Here is the backtrace from gdb
:
(gdb) backtrace #0 0x0000003e8d867404 in fread () from /lib64/libc.so.6 #1 0x00007ffff731fcb3 in file_read () from /afs/ifh.de/group/hess/scratch/software/stable/cfitsio/sl6/cfitsio-3.340-gcc-4.8.1/lib/libcfitsio.so #2 0x00007ffff731a474 in ffread () from /afs/ifh.de/group/hess/scratch/software/stable/cfitsio/sl6/cfitsio-3.340-gcc-4.8.1/lib/libcfitsio.so #3 0x00007ffff73117ef in ffldrc () from /afs/ifh.de/group/hess/scratch/software/stable/cfitsio/sl6/cfitsio-3.340-gcc-4.8.1/lib/libcfitsio.so #4 0x00007ffff731dd07 in ffopen () from /afs/ifh.de/group/hess/scratch/software/stable/cfitsio/sl6/cfitsio-3.340-gcc-4.8.1/lib/libcfitsio.so #5 0x00007ffff7ae44b1 in GFilename::is_fits() const () at GFilename.cpp:267 #6 0x00007ffff7ae4551 in GFilename::exists() const () at GFilename.cpp:226 #7 0x00007ffff7c7641b in GCTAEventList::fetch() const () at src/GCTAEventList.cpp:646 #8 0x00007ffff7c77029 in GCTAEventList::operator[](int const&) const () at src/GCTAEventList.cpp:215 #9 0x00007ffff7bbcaa9 in GObservation::likelihood_poisson_unbinned(GModels const&, GVector*, GMatrixSparse*, double*) const () at GObservation.cpp:924 #10 0x00007ffff7bbafee in GObservation::likelihood(GModels const&, GVector*, GMatrixSparse*, double*) const () at GObservation.cpp:197 #11 0x00007ffff7bb991b in GObservations::likelihood::eval () at GObservations_likelihood.cpp:270 #12 0x00007ffff70e835a in gomp_thread_start () at ../../../gcc-4.8.1/libgomp/team.c:115 #13 0x0000003e8e407aa1 in start_thread () from /lib64/libpthread.so.0 #14 0x0000003e8d8e893d in clone () from /lib64/libc.so.6
So there seems to be some problem with the file I/O access. I don’t see this problem on my Mac where I don’t have OpenMp.
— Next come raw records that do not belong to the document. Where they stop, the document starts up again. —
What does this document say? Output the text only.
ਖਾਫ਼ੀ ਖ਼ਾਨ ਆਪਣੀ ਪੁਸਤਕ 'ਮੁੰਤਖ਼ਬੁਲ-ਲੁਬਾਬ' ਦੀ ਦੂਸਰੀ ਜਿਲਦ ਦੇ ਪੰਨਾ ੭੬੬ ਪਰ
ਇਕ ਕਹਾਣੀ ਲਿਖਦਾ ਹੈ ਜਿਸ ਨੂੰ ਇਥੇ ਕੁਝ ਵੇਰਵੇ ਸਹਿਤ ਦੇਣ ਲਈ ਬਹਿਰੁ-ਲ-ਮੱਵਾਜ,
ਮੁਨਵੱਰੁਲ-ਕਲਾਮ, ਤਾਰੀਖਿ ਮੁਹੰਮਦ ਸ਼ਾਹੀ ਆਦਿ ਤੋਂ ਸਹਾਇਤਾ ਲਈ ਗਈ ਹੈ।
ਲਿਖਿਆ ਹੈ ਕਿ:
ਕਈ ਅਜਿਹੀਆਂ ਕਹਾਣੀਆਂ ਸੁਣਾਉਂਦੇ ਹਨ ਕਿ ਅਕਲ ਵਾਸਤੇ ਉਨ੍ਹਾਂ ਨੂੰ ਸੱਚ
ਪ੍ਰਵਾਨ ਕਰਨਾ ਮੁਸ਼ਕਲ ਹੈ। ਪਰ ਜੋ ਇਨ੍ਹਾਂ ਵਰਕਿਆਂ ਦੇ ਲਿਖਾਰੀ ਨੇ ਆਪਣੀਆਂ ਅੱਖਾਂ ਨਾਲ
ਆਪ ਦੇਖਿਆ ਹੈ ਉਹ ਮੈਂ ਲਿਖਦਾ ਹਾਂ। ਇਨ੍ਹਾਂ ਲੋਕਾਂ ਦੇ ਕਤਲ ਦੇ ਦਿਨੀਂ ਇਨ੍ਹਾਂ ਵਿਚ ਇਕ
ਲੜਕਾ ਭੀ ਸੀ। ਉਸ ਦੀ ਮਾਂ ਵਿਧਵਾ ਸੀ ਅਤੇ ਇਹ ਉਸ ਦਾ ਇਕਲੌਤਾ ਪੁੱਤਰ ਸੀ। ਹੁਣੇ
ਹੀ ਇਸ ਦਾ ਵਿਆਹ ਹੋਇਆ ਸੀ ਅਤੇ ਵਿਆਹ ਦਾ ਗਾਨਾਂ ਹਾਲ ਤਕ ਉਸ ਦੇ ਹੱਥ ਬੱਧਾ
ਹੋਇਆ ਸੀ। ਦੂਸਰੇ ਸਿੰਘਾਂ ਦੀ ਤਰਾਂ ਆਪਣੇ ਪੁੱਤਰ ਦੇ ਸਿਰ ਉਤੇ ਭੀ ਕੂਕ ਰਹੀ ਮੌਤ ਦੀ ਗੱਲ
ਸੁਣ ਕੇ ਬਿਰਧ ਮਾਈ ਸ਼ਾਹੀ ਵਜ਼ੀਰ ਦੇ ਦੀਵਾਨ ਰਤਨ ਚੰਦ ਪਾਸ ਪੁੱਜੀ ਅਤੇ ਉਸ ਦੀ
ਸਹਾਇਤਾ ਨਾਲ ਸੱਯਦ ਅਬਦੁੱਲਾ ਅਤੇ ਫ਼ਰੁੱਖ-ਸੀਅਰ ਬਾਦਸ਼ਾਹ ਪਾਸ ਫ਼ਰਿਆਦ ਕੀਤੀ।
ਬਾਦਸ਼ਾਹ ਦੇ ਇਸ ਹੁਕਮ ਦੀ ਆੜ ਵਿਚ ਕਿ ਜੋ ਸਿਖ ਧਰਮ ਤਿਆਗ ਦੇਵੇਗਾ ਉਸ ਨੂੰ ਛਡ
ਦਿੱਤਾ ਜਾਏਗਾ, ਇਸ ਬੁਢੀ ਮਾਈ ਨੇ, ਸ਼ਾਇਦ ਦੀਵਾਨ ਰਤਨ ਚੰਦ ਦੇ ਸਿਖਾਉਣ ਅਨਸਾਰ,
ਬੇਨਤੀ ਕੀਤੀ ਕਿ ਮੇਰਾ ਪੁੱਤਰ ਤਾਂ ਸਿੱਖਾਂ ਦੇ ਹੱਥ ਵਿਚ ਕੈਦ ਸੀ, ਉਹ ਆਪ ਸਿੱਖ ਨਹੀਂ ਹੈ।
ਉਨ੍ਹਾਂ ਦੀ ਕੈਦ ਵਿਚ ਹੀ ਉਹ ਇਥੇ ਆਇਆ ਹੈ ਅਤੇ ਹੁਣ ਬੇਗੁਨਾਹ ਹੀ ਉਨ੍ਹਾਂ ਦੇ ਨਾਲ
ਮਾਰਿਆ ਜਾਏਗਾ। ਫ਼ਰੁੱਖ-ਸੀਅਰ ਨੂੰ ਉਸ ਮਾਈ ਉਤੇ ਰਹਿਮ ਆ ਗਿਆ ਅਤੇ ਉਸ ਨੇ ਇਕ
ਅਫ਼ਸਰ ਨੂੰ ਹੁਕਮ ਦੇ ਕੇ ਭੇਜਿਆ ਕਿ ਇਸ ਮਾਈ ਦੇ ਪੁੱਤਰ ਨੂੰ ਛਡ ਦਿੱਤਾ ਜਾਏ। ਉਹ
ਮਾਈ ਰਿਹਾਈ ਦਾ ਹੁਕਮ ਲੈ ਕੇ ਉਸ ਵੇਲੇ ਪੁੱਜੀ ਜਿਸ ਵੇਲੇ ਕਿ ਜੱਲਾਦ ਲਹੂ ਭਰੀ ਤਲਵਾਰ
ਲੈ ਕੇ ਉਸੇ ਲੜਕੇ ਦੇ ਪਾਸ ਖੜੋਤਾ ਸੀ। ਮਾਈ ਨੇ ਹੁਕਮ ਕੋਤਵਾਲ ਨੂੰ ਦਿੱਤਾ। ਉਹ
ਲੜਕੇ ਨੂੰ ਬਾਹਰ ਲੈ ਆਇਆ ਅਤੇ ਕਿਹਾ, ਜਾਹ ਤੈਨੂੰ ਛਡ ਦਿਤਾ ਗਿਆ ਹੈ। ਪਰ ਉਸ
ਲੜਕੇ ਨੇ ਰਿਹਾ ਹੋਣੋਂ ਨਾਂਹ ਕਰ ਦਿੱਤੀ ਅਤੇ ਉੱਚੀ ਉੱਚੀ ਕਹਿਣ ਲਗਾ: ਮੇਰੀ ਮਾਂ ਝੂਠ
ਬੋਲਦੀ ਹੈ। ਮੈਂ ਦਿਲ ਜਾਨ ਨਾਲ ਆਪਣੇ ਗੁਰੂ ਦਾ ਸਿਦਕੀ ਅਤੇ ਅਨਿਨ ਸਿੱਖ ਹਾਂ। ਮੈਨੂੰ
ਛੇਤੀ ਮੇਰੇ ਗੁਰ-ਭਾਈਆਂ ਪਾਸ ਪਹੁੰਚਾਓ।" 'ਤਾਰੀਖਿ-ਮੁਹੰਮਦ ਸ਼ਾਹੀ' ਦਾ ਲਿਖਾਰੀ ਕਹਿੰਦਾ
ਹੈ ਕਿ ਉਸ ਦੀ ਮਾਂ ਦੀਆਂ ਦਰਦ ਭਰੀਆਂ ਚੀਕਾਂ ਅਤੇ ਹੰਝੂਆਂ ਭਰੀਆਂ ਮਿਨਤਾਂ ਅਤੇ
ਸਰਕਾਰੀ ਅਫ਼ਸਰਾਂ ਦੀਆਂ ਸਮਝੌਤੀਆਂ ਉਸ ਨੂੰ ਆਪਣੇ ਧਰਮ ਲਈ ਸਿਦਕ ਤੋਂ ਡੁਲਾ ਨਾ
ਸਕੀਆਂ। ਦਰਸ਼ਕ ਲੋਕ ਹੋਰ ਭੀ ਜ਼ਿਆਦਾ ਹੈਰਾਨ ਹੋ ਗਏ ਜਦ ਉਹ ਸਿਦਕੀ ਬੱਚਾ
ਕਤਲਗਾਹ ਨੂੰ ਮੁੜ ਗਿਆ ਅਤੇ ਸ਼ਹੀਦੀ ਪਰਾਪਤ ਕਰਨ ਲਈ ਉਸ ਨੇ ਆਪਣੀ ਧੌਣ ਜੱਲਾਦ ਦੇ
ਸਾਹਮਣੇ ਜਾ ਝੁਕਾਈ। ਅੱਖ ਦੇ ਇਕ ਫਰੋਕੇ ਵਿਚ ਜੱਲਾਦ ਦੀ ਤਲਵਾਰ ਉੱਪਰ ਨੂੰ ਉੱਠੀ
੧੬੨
Therefore, in my view, it could be a problem with parallel access to some FITS files?
I have also tried to compile gammalib and ctools without OpenMP support (using the configure option --disable-openmp
).
Then everything works smoothly which supports the above hypothesis.
I also have the feeling that the larger the observation container, the more likely the code will fail. Could someone reproduce this error on a system that supports OpenMP?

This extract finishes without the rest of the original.